Rule Number 1: If You Subsidize Something, You Will Get More of It
Three years after enacting its universal health "insurance"* law, Massachusetts is trying to figure out how to rein in healthcare costs.
To review, the law requires state residents to have health "insurance" and subsidizes premium payments to make compliance possible:
Massachusetts achieved its high coverage rates by mandating in its landmark law that almost every resident have health insurance, and that all but the smallest businesses make some contribution toward their employees’ costs. Those who do not enroll but are deemed able to afford insurance can be fined up to $1,068 in the 2009 tax year.

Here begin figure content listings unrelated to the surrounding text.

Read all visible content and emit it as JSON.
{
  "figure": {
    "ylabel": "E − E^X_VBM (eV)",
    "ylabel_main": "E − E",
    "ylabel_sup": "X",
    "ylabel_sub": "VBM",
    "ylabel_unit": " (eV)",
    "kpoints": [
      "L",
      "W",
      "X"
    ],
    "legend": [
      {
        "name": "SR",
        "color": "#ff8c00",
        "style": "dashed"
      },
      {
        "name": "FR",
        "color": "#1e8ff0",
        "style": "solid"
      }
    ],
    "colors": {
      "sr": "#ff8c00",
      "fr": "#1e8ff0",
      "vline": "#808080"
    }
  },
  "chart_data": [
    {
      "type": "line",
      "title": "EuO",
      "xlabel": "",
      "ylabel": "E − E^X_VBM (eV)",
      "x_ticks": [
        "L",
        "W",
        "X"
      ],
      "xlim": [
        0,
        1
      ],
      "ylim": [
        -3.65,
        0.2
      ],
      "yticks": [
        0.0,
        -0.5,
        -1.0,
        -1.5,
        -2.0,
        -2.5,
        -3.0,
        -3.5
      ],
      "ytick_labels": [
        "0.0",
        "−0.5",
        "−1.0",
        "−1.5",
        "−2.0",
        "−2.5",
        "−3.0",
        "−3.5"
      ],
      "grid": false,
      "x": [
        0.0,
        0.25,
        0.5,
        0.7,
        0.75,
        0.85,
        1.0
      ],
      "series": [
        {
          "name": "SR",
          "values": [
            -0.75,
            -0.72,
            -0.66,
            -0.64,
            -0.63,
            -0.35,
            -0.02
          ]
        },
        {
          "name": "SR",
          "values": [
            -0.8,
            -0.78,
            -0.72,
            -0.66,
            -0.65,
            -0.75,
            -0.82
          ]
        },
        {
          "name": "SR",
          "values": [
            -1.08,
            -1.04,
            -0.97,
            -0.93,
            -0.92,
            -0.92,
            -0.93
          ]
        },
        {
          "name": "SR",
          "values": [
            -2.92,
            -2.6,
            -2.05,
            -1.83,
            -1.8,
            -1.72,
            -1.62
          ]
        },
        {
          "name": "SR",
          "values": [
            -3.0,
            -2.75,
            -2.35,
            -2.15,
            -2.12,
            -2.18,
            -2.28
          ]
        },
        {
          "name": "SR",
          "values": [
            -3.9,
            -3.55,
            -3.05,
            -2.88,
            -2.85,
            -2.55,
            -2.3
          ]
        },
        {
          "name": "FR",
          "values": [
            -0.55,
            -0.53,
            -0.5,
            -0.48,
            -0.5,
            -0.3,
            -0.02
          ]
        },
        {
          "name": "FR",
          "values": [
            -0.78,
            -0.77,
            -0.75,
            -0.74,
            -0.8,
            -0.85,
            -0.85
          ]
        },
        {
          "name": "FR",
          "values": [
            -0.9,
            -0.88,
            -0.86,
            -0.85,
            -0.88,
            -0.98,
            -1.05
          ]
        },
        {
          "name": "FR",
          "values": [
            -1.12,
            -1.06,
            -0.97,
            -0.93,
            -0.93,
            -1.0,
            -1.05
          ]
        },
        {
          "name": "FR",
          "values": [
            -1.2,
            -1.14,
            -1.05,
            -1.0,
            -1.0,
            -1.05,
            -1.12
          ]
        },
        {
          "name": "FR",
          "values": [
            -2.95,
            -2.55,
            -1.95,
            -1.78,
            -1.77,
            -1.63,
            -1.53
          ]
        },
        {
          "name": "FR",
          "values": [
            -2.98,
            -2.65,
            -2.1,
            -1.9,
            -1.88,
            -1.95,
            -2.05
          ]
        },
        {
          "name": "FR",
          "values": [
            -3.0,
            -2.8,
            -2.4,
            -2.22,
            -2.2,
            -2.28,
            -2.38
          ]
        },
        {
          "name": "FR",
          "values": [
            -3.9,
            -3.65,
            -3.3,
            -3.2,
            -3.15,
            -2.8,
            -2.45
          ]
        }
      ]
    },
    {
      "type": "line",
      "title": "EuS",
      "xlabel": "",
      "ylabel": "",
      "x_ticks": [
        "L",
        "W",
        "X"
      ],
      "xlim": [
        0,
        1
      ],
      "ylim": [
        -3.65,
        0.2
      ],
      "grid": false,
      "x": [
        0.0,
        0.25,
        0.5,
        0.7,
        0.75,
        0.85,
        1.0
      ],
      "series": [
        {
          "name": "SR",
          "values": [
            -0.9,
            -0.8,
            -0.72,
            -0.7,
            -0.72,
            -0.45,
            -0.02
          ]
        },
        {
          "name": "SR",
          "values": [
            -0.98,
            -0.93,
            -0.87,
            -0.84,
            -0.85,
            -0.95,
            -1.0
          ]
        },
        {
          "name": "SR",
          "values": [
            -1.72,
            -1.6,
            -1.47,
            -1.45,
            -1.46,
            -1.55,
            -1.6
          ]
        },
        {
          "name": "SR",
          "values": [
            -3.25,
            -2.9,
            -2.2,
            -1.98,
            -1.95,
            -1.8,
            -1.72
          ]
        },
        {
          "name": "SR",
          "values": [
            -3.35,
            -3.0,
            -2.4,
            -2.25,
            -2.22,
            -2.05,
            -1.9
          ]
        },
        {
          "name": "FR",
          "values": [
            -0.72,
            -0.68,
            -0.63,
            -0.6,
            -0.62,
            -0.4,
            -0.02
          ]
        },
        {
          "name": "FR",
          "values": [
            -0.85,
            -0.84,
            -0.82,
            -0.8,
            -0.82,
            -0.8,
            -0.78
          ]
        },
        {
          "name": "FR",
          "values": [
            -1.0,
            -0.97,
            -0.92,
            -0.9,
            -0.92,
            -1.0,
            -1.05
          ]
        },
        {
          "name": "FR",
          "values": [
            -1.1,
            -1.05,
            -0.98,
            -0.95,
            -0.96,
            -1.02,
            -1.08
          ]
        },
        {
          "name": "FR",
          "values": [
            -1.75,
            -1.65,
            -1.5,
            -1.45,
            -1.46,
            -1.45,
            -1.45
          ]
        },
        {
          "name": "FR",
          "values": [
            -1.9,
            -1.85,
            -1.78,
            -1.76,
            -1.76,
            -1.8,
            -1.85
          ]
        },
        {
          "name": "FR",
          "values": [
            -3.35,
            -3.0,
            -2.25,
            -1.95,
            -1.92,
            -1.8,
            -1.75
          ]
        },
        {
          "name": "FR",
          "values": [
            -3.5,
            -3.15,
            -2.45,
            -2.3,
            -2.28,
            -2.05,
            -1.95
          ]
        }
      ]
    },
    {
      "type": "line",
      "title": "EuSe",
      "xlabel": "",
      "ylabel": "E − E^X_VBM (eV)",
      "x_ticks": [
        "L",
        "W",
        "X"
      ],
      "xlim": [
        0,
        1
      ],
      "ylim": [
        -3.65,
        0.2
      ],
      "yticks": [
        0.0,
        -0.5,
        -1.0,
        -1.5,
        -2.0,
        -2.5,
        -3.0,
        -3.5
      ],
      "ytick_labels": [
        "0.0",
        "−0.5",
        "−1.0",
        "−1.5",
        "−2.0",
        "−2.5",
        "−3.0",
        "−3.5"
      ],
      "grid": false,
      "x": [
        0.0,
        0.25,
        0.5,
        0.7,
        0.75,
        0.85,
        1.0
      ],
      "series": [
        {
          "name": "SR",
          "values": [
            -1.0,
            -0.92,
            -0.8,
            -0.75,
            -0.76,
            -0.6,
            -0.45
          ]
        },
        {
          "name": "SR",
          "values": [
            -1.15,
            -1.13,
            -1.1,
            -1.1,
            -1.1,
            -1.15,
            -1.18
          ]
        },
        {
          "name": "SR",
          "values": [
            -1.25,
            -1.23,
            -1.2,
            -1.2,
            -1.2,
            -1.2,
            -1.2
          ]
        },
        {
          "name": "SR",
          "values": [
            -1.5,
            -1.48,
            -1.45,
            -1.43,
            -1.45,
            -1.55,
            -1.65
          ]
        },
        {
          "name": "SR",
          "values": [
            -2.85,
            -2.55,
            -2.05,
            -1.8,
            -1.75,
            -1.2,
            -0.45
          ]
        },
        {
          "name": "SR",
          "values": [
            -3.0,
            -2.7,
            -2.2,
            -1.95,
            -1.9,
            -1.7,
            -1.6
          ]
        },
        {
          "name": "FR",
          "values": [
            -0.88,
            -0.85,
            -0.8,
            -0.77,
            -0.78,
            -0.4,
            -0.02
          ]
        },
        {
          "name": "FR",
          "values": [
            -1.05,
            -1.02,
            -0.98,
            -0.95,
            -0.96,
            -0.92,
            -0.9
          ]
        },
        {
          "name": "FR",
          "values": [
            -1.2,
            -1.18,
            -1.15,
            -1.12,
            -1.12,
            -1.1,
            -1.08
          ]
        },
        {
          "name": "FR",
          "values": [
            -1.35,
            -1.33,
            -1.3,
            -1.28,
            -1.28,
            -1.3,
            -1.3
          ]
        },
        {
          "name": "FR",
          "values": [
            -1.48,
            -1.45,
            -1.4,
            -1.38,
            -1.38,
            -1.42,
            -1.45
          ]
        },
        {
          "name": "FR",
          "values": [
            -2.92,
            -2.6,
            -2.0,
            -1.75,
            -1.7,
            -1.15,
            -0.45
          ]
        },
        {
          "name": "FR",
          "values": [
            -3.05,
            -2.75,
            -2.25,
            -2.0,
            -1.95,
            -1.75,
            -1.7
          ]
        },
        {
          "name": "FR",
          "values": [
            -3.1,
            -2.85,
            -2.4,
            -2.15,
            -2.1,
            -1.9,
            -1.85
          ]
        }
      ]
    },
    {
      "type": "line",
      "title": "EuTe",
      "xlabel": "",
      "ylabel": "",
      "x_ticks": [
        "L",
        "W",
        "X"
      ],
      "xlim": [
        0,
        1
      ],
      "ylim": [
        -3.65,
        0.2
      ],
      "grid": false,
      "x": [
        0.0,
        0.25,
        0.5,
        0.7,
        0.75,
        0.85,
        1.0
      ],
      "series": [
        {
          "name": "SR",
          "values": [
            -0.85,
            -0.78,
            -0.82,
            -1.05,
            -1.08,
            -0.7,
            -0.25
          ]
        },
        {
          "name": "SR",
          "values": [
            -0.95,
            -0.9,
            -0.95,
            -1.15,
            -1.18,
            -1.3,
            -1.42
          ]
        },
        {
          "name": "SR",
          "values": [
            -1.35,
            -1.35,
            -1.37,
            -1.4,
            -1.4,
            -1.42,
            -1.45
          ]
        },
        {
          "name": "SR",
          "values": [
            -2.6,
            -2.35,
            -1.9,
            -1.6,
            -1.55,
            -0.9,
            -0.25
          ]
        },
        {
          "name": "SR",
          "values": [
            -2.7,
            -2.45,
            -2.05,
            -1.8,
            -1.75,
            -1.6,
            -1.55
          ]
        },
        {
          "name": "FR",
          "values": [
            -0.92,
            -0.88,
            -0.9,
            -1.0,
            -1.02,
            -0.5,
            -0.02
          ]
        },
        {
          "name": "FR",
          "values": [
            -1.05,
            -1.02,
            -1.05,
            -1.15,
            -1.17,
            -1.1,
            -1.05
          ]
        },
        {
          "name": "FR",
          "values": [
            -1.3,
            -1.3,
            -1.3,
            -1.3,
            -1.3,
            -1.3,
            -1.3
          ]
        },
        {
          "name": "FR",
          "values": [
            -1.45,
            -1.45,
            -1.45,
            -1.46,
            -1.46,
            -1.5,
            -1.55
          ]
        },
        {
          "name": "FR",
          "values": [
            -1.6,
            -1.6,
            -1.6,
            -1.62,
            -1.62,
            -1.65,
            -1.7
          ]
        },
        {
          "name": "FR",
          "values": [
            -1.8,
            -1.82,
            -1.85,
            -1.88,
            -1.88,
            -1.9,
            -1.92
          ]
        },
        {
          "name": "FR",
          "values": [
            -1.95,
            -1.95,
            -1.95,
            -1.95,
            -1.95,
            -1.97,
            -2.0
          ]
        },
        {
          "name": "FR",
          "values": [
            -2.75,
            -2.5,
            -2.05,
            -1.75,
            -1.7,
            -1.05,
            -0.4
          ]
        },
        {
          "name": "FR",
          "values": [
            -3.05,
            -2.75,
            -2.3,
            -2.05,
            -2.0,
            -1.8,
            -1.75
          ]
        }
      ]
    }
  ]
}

To make the mandated insurance affordable, the state subsidizes premiums for those earning up to three times the federal poverty level, or $66,150 for a family of four.
By subsidizing premiums, the state made the cost of healthcare lower. Therefore, people have consumed more of it:
The state expects to spend $595 million more on its health insurance programs this year than in 2006, a 42 percent increase. But** about 432,000 people have gained coverage, leaving only 2.6 percent of the population without insurance, according to a recent state survey.
So tell us again, How is universal coverage supposed to save money without limiting what services people can and can't have?
Hat tip to Tyler Cowen at Marginal Revolution.
* As many people have pointed out over the years, "insurance" is a misnomer for what really are third-party-payer health plans.
** An entire book could be written about the editorializing built into transition words like "but." "Costs have gone up, but more people are covered." That's nice, we think to ourselves, the higher costs (a bad thing) are balanced by more coverage (a good thing). To be accurate, however, shouldn't that "but" be a "because" or at least an "and"?